A few weeks before Christmas 2010, I found out that JD had been rushed to the hospital.  Once I called him out on it, his response was "Honey, I am fine".  I was in the car on my way to Houston and I felt the same way that I would when my father would be hospitalized not knowing what was truly going on.  I found out later that JDs trip was serious and  I was upset.  I called and text him throughout the holiday just to stay in the loop.  I couldn't stand the thought of this man not being in my life.

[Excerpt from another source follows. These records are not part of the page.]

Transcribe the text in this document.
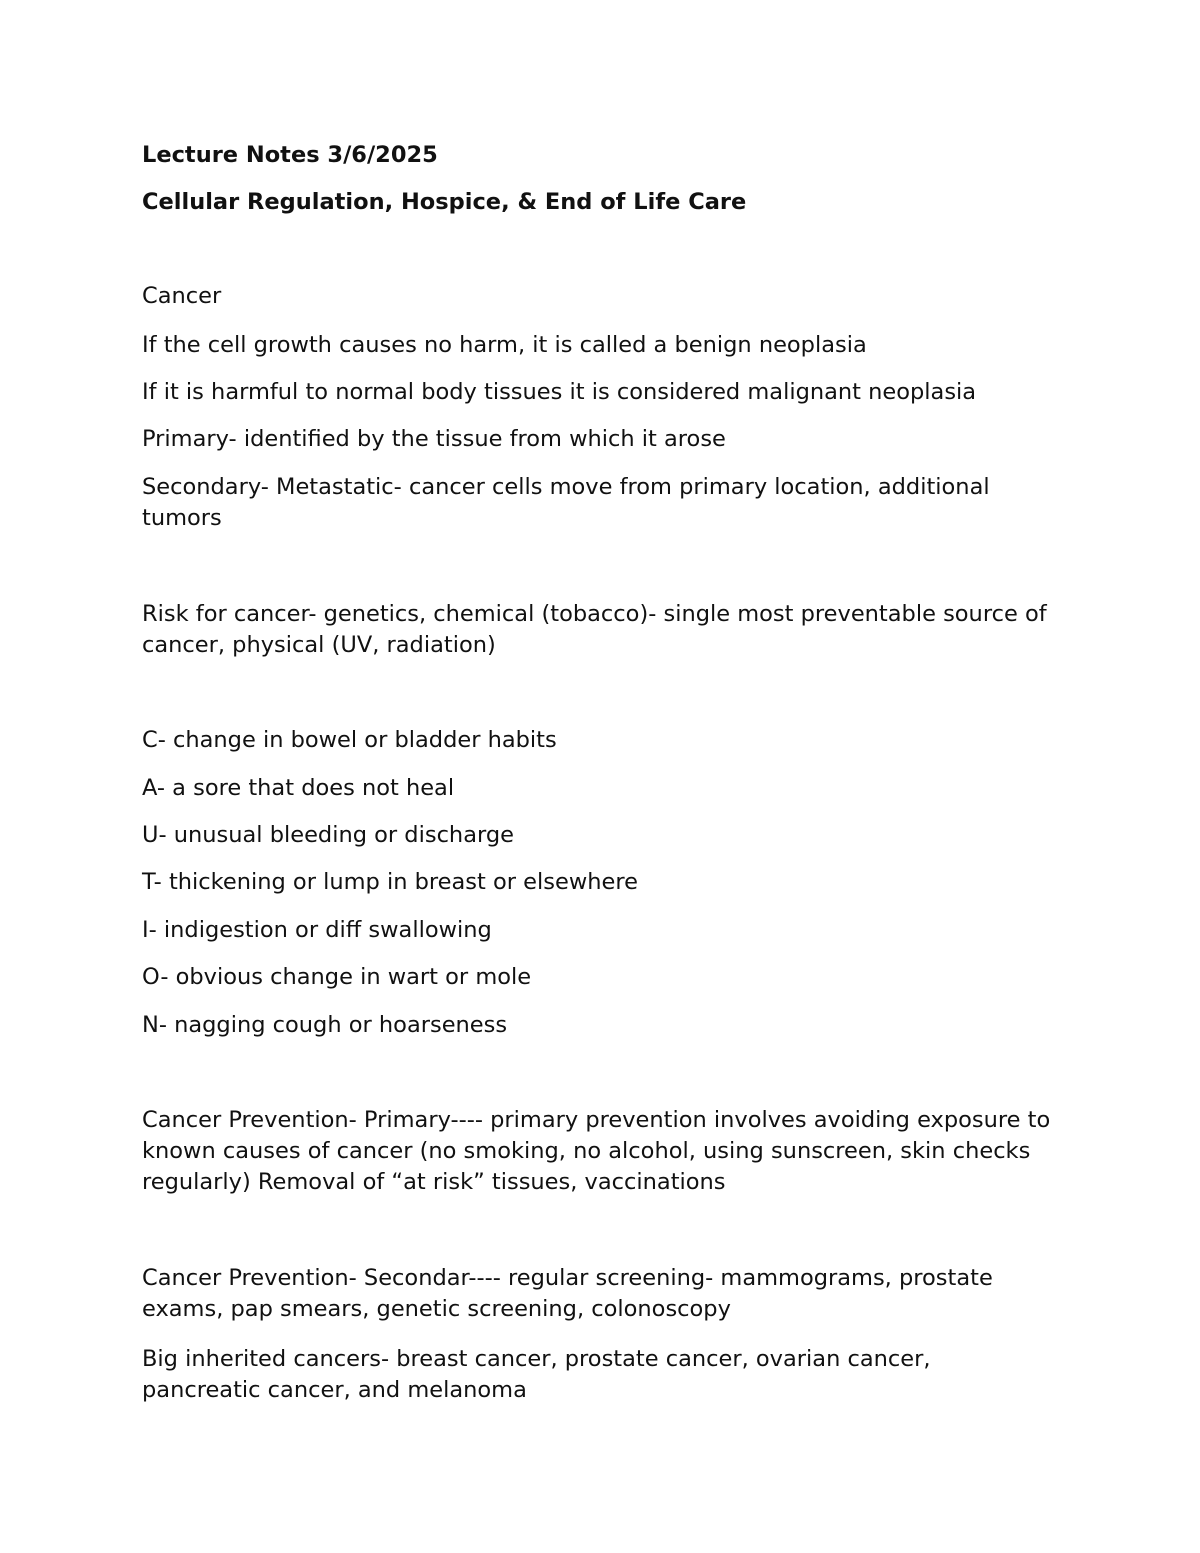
Lecture Notes 3/6/2025

Cellular Regulation, Hospice, & End of Life Care

Cancer

If the cell growth causes no harm, it is called a benign neoplasia

If it is harmful to normal body tissues it is considered malignant neoplasia

Primary- identified by the tissue from which it arose

Secondary- Metastatic- cancer cells move from primary location, additional tumors

Risk for cancer- genetics, chemical (tobacco)- single most preventable source of cancer, physical (UV, radiation)

C- change in bowel or bladder habits

A- a sore that does not heal

U- unusual bleeding or discharge

T- thickening or lump in breast or elsewhere

I- indigestion or diff swallowing

O- obvious change in wart or mole

N- nagging cough or hoarseness

Cancer Prevention- Primary---- primary prevention involves avoiding exposure to known causes of cancer (no smoking, no alcohol, using sunscreen, skin checks regularly) Removal of “at risk” tissues, vaccinations

Cancer Prevention- Secondar---- regular screening- mammograms, prostate exams, pap smears, genetic screening, colonoscopy

Big inherited cancers- breast cancer, prostate cancer, ovarian cancer, pancreatic cancer, and melanoma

I believe that these two extraordinary people were brought into my life for a reason.  They entered at a time when I needed them most and did not even know it.  Now I know that JD makes every person that he meets instantly fall in love with him but I have always felt that we had a special bond.  I am one lucky gal and I value this relationship, always will.


I love you Gorgeous!









1 comment:

Paige Fenimore said...

You and I both feel the same way about the JD/KD phenomenon. I remember meeting him at a BA orientation. He sat on the front row and I took one look at him and said, "You look like trouble"...and the nickname stuck like glue. I'm so glad that you and I were at the BA together and we both had the opportunity to become friends with them. I love them too and I can definitely see how he could become a father figure to you. I hope they read your blog; I know it will be very special to them. Love you.